Last September, I argued in this blog for a data infrastructure, which would be supported by a public-private partnership, capable of capturing real-world, “N of 1″ clinical experiments.  Such experiments collectively represent a huge potential repository of clinical scientific evidence.  Today, experimental evidence coming from routine clinic encounters is underutilized.  Case reports, case series, and retrospective chart reviews, have gained a reputation as weak evidence of causation (typically described as anecdotal evidence) and have thus fallen into disfavor.  Too bad, because such anecdotes have historically frequently been the impetus for exploration of a new use for a drug or a signal of an adverse effect that was previously unseen or unrecognized as therapy-related.  In contrast, with the rise of managed care and the need for drug and device manufacturers to demonstrate a favorable benefit to risk balance for new therapies, studies that make use of databases linking diagnoses, outcomes and therapies are becoming more common.  Such studies are likely to become increasingly important for delivering improved safety surveillance of therapies and would benefit from larger, more demographically diverse patient pools.  They would also benefit from a larger amount of clean contextual metadata (data about data).  For instance, researchers might now be able to tell when a prescription was first filled by searching PBM or insurance records, but it would be more difficult to ascertain the day the prescribed drug was stopped.  However, perhaps the prescribing physician noted in the patient chart (the Electronic Health Record, EHR, in my utopican example) that the drug was stopped 20 days after filling the prescription because of a rash that developed and was restarted after a 30-day off period without reoccurrence of a rash.  Charts may be abstracted for smallish studies, but you can’t manually abstract charts on a million patients.  Plus, today’s abstractions (e.g. CPT coding) are lossy mechanisms for transforming information into a usable form.

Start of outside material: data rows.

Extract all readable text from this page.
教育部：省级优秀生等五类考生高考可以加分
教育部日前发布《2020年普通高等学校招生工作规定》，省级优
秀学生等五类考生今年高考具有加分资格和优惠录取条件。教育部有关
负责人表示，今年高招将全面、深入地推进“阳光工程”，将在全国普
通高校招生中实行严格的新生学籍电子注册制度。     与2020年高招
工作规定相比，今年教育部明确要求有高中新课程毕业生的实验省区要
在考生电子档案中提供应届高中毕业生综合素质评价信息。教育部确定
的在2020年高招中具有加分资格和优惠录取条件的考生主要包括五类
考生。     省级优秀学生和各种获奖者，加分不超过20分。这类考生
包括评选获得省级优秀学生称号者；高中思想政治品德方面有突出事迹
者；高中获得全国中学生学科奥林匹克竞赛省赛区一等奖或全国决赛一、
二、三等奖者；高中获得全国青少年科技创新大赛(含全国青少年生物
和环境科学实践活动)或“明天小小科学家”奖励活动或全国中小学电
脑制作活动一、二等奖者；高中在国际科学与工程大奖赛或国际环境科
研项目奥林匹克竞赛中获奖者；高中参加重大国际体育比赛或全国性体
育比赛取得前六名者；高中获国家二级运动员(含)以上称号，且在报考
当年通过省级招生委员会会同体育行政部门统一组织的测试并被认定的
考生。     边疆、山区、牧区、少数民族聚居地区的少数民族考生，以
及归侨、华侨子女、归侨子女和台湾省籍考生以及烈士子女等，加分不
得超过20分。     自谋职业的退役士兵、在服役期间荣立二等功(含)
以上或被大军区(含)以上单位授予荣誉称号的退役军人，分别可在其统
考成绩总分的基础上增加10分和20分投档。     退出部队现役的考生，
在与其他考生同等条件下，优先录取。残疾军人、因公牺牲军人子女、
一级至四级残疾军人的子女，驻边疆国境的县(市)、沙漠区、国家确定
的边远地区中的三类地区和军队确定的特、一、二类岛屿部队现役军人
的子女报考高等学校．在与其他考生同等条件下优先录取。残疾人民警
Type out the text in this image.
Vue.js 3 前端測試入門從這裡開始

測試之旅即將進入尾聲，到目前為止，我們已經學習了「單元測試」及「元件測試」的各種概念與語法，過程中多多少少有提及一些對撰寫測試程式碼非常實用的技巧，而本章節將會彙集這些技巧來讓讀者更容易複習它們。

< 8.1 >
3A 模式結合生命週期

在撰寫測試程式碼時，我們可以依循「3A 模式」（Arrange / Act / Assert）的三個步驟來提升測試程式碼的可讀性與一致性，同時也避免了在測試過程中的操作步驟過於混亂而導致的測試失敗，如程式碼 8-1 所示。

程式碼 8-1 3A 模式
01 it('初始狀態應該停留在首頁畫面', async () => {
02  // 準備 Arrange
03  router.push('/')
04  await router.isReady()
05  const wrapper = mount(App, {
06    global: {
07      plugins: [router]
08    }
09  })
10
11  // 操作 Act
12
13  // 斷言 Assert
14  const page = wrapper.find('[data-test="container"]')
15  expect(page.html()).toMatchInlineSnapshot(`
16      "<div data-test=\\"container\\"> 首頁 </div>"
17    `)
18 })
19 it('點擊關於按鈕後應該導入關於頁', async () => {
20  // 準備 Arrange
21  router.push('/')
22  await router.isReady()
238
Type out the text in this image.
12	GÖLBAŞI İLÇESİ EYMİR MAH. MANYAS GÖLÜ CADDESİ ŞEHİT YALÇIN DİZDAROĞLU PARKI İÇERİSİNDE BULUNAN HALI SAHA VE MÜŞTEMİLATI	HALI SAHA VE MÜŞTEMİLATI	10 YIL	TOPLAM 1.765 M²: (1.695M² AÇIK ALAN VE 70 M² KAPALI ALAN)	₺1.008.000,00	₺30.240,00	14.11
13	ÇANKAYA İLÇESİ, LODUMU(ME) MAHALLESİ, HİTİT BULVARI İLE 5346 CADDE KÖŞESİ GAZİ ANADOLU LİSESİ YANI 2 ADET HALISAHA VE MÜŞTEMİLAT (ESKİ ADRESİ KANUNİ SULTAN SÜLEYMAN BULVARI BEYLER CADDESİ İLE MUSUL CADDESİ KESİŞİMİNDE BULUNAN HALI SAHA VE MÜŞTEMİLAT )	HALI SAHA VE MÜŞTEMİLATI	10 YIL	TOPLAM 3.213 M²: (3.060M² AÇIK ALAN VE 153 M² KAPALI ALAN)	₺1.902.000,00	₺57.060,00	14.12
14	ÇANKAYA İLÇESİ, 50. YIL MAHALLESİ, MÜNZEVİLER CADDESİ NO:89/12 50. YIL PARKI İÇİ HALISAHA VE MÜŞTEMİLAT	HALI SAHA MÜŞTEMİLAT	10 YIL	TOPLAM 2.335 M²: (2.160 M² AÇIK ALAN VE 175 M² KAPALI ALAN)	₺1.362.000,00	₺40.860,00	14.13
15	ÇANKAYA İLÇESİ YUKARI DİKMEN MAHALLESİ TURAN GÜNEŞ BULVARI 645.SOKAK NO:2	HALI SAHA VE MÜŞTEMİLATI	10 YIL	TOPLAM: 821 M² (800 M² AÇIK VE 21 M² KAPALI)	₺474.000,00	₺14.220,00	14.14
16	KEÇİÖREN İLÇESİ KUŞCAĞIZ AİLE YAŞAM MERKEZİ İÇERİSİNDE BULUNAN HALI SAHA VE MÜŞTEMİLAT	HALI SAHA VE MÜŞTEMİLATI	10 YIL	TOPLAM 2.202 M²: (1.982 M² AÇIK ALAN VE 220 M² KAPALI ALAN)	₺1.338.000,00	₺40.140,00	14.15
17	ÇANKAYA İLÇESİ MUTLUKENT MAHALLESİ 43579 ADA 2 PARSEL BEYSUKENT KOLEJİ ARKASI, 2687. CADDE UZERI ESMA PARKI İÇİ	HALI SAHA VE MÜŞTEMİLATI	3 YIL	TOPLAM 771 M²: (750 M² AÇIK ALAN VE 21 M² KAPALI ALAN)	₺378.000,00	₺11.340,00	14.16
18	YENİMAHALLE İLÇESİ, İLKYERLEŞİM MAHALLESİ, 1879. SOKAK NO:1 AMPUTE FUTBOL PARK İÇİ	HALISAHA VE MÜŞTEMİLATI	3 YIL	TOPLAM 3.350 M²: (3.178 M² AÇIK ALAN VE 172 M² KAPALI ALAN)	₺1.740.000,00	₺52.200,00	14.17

So, what’s needed for both the small case studies and the large epidemiological studies is a scalable infrastructure capable of pooling information from disparate sources and storing it in a way that makes it accessible to a variety of information systems, ideally without significant information loss.  I imagined that such a system was far off, but maybe I was being pessimistic.  In the June issue of BIO-IT World, Mike May reports on the Mayo Clinic’s efforts towards making this vision a reality.  They call their system LexGrid, or Lexical Grid.  LexGrid is described by Mayo as “a way to bridge terminologies and ontologies with a common set of tools, formats and update mechanisms.”  Basically, as I understand it, LexGrid takes these variously coded ontologies from all sorts of information systems (pharmacy, EHR, lab, etc) and links them together, representing them by a common model.  So, local data elements become common data elements, local descriptions become common terminologies, local classifications (like CPT) become defined by the common terminology structure.  Pretty cool idea.

Even cooler is that it’s being done in clinical medicine first, and the system’s designer Christopher Chute has some grand visions for how it can be used:  “every [person] on the planet would have every health encounter…stored as a structured representation of that event, so that you’d be able to ask useful questions across nine billion people.”  Now that’s what I’m talkin’ about.  How about pharma getting behind Dr. Chute and his colleagues on this project?